Au vu de cette situation, et de sa capacité à trouver un nouvel emploi eu égard à sa formation et à son expérience professionnelle, il convient d’évaluer son préjudice à 1600 euros.
Mme [R] fait également valoir que l’attitude de l’employeur qui l’a abandonnée, sans lui donner d’informations ni même établir l’attestation Pôle emploi a eu une attitude vexatoire et méprisante à son égard qui ont provoqué un syndrome anxiodépressif avce troubles du sommeil et pleurs incontrôlés ayant nécessité une prise en charge médicale en octobre 2018. La cour évalue le préjudice moral subi à la somme de 1500 euros.
Par infirmation du jugement déféré, les sommes allouées sont fixées au passif de la société Collectibus.
Le présent arrêt est déclaré opposable à l’AGS dont la garantie interviendra dans les limites légales et réglementaires en l’absence de fonds disponibles.
Il est ordonné à la Selarl [X] prise en la personne du liquidateur M. [T] [X] la remise à Mme [R] des documents de fin de contrat, à savoir une attestation Pôle Emploi, un certificat de travail et un solde de tout compte conformes au présent arrêt sans astreinte.

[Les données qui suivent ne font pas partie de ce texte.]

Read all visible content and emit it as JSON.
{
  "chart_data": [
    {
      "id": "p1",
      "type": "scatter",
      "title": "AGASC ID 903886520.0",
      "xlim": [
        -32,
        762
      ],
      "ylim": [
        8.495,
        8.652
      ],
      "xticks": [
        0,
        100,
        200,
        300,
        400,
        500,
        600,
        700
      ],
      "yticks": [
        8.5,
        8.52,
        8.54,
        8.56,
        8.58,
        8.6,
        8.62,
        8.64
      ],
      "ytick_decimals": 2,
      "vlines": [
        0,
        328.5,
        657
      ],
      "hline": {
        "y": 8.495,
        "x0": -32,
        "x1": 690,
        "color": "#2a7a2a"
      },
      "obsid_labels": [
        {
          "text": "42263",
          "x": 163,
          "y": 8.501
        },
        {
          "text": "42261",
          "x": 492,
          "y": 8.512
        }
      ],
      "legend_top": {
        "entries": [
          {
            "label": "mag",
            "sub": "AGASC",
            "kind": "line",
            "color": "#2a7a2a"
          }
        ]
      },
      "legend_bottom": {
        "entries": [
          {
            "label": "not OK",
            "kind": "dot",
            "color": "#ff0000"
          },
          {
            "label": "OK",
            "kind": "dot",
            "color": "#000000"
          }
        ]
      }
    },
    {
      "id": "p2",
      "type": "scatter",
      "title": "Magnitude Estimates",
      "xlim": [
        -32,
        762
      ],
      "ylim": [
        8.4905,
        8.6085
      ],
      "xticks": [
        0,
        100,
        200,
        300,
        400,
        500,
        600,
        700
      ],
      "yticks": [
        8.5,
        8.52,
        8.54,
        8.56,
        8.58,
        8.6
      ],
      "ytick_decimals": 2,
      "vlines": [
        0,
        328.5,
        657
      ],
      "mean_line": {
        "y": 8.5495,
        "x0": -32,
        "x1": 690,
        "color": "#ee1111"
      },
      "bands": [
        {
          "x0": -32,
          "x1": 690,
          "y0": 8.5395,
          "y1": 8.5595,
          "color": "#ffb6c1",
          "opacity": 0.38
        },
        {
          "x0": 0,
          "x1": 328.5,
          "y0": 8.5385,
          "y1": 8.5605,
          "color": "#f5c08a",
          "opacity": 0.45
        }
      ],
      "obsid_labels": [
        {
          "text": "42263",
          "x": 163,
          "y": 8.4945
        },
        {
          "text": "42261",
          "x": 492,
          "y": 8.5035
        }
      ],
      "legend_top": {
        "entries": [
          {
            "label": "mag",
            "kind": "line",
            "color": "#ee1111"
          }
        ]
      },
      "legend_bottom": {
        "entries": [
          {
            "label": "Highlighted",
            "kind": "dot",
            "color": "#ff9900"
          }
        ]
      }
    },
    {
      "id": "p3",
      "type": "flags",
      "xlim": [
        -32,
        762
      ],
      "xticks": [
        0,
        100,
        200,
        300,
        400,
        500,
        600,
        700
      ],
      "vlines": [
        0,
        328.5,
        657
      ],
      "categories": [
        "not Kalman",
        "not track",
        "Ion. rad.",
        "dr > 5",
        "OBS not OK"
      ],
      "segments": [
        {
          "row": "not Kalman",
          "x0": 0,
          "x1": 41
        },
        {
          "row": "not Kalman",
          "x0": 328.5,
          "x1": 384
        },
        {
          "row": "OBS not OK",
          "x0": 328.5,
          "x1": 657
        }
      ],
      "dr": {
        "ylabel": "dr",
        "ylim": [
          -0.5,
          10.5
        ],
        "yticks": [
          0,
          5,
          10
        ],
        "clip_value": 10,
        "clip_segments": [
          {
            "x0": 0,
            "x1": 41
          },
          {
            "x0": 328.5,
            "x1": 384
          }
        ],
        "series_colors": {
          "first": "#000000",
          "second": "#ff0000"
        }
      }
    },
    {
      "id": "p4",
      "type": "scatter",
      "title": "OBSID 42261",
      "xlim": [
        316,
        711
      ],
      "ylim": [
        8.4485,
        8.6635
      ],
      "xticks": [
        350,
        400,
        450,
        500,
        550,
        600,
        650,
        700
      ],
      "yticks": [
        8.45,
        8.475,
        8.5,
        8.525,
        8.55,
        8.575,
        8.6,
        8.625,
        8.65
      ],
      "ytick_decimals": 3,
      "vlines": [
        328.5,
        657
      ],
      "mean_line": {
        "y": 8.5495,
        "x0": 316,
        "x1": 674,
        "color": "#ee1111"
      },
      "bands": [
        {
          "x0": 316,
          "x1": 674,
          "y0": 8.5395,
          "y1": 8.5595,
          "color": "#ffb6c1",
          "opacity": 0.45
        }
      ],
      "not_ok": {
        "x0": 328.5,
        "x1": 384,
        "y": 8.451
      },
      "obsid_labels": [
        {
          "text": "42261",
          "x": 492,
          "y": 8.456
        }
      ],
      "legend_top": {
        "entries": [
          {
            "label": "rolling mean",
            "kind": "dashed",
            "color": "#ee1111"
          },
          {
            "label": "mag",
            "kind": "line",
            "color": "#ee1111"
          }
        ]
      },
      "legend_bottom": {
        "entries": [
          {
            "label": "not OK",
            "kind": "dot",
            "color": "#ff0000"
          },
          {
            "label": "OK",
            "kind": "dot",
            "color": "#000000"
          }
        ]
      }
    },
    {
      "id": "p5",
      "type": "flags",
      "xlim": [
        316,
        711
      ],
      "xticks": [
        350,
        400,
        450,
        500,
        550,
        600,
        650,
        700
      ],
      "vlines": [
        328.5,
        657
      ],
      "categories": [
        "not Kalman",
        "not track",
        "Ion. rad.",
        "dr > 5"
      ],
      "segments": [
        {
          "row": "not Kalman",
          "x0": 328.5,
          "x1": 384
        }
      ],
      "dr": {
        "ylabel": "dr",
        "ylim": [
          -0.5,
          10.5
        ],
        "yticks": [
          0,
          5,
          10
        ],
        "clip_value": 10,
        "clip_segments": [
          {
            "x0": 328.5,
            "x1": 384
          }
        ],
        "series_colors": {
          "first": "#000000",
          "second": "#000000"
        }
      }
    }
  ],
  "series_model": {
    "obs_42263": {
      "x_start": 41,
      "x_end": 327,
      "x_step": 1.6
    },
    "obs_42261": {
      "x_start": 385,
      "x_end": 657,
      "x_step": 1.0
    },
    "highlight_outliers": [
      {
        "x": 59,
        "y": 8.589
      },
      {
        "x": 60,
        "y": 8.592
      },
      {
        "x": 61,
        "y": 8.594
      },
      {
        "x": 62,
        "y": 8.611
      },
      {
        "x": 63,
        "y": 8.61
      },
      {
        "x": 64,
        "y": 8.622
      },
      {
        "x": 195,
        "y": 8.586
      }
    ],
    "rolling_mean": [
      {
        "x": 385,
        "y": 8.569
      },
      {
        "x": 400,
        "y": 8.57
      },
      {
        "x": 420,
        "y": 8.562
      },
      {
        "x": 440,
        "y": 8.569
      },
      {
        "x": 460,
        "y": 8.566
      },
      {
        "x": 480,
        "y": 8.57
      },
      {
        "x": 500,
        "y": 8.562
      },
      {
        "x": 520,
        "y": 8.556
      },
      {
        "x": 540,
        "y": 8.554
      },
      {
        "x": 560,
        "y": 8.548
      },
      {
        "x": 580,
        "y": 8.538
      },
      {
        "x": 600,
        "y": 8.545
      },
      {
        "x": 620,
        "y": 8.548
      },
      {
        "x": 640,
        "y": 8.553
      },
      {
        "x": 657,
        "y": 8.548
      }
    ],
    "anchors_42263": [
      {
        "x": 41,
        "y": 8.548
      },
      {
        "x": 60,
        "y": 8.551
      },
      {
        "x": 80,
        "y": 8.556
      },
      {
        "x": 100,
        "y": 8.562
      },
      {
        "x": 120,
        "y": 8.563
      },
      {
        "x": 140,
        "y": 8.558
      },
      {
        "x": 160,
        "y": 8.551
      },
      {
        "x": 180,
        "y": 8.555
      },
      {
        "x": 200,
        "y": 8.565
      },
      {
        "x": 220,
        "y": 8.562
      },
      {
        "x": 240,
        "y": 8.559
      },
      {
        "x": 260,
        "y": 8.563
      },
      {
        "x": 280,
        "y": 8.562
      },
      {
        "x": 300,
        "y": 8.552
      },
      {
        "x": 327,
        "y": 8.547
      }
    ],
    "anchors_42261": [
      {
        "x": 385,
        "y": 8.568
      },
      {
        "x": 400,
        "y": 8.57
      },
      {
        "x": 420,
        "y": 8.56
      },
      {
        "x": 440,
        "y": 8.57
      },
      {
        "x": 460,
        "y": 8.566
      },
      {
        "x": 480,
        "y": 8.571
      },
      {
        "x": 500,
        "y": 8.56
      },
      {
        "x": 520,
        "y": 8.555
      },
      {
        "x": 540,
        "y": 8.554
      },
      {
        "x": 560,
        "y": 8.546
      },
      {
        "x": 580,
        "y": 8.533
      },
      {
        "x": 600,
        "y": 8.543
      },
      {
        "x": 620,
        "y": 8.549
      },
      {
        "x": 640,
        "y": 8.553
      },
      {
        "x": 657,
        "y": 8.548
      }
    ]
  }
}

En considération de la liquidation de la société Collectibus, l’équité ne commande pas d’allouer une quelconque indemnité au titre de l’article 700 du code de procédure civile, qui ne rentre pas dans la garantie de l’AGS.

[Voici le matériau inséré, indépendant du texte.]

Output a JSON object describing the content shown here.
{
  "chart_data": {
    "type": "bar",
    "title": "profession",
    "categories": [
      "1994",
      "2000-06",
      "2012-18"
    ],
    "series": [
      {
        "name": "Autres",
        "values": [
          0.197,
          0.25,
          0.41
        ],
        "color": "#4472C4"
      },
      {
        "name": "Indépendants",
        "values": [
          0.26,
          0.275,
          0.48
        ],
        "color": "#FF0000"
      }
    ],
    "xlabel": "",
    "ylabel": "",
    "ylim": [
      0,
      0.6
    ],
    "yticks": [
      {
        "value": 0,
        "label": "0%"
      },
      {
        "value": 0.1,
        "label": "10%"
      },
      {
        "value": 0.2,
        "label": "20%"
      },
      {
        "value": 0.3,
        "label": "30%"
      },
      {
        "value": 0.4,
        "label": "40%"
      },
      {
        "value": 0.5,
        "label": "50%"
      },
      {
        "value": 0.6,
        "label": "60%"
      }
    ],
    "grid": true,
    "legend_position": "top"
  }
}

Les dépens d’instance et d’appel sont fixés au passif de la société Collectibus.
PAR CES MOTIFS
INFIRME le jugement déféré.
Et statuant à nouveau et y ajoutant':
JUGE que la rupture du contrat de travail de Mme [Z] [R] le 31 août 2018 s’analyse comme un licenciement dépourvu de cause réelle et sérieuse.
FIXE au passif de la société Collectibus en liquidation représentée par la Selarl [X] prise en la personne de M. [T] [X] ès qualités de liquidateur judiciaire les créances de Mme [Z] [R] aux sommes suivantes':
-1600 euros d’indemnité pour licenciement sans cause réelle et sérieuse.
-327,73 euros d’indemnité légale de licenciement.
-655,46 euros à titre d’indemnité conventionnelle de préavis majorée de 65,54 euros de congés payés afférents.
-1500 euros d’indemnité pour préjudice moral.
ORDONNE à la Selarl [X] prise en la personne du liquidateur M. [T] [X] la remise à Mme [Z] [R] des documents de fin de contrat, à savoir une attestation Pôle Emploi, un certificat de travail et un solde de tout compte conformes au présent arrêt sans astreinte.
DECLARE le présent arrêt opposable à l’AGS dont la garantie interviendra dans les limites légales et réglementaires en l’absence de fonds disponibles.
FIXE les dépens d’instance et d’appel au passif de la liquidation de la société Collectibus.
DIT n’y avoir lieu à application de l’article 700 du code de procédure civile.